Almost everyone has experienced the annoyance of using a tape cutter where the free end of the tape slips back onto and sticks to the roll of tape, thus making it difficult to find and retrieve the free end. For tape cutters used for occasional personal use, this may be merely an annoyance. However, for tape cutters used in commercial applications, this can result in significant inefficiencies.
There are many known and patented devices for dispensing and cutting material. Many of these devices are core mounted devices for dispensing and cutting tape. Applicant's prior patents, U.S. Pat. Des. Nos. 299,036 and 4,711,384 are generally representative of the basic structure and operation of core mounted, one-piece tape cutters. Applicant's prior patents do not include, however, any element which serves to restrain or trap the free end of the tape. Most prior known tape cutters merely rely on the tape sticking to the blade or a support area to try to keep the free end ready for use. In addition to applicant's prior patents, other core mounted tape cutters are shown in U.S. Pat. Nos. 2,677,425; 2,717,641; 2,734,575; and 3,684,141. None of these prior known core mounted tape cutters, however, provide effective means for preventing the free end of the tape from being withdrawn onto and sticking to the roll of tape.

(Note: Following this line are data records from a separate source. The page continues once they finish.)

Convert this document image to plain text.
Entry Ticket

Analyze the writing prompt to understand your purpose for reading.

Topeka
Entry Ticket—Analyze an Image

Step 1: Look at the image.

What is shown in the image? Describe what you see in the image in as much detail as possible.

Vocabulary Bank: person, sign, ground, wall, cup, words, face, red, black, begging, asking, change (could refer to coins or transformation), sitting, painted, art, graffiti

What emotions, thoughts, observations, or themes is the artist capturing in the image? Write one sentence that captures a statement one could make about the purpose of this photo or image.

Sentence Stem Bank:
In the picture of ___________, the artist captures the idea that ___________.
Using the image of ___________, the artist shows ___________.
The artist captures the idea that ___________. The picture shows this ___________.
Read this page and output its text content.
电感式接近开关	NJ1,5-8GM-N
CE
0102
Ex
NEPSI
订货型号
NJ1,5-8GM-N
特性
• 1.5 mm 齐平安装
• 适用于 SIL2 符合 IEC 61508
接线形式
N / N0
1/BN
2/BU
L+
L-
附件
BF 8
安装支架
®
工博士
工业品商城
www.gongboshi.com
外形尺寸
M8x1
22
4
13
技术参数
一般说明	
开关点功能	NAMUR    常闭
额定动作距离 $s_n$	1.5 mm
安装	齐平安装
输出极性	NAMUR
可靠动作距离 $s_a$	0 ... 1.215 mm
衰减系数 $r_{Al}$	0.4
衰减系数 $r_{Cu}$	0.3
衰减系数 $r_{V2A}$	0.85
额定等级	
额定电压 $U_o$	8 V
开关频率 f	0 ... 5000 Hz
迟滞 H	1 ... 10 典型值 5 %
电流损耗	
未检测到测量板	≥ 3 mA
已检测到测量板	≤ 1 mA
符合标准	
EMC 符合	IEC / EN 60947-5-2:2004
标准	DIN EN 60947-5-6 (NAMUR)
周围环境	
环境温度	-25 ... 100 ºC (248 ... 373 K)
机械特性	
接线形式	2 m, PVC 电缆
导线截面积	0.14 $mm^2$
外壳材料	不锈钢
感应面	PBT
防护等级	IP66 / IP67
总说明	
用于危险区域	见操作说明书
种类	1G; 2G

There are a number of known devices which have tried to solve the problem of maintaining the free end of tape in an operative position. These devices, however, either are not core mounted tape dispensers, or involve complex structures which are expensive to manufacture and difficult to operate. For example, Handler, U.S. Pat. No. 5,009,351, discloses a box for flexible sheet material such as plastic wrap. The box includes a flap which serves as a "biasing means" for pressing the sheet material into light frictional contact with an abrasive element within the box. The frictional contact between the resilient flap and the abrasive material is sufficiently great that the new free end, created when a portion of the sheet material is severed by cutting, is restrained from reentering the box. Of course, this device is not a tape mounted cutter.
Holoff, U.S. Pat. No. 4,344,813, discloses a complex tape dispenser in which a leaf spring causes a tape support bar to press a tape gripping member against a guide wall thereby pinching the tape tightly between the tape gripping bar and the tape support bar. This structure, however, is complex and expensive to manufacture.
Schleicher, U.S. Pat. No. 4,238,272, discloses a tape dispenser in which a leaf spring having a lower arm is resiliently biased to pinch the free end of the tape against an edge of an opening in the tape dispenser. The protruding end portion of the tape acts in a self-starting capacity for the next tape dispensing operation. This device also is not a simple core-mounted device, but is a housing which fully encloses the tape.
Thus, there is no known effective and inexpensive tape cutter which retains the free end of tape in operative position.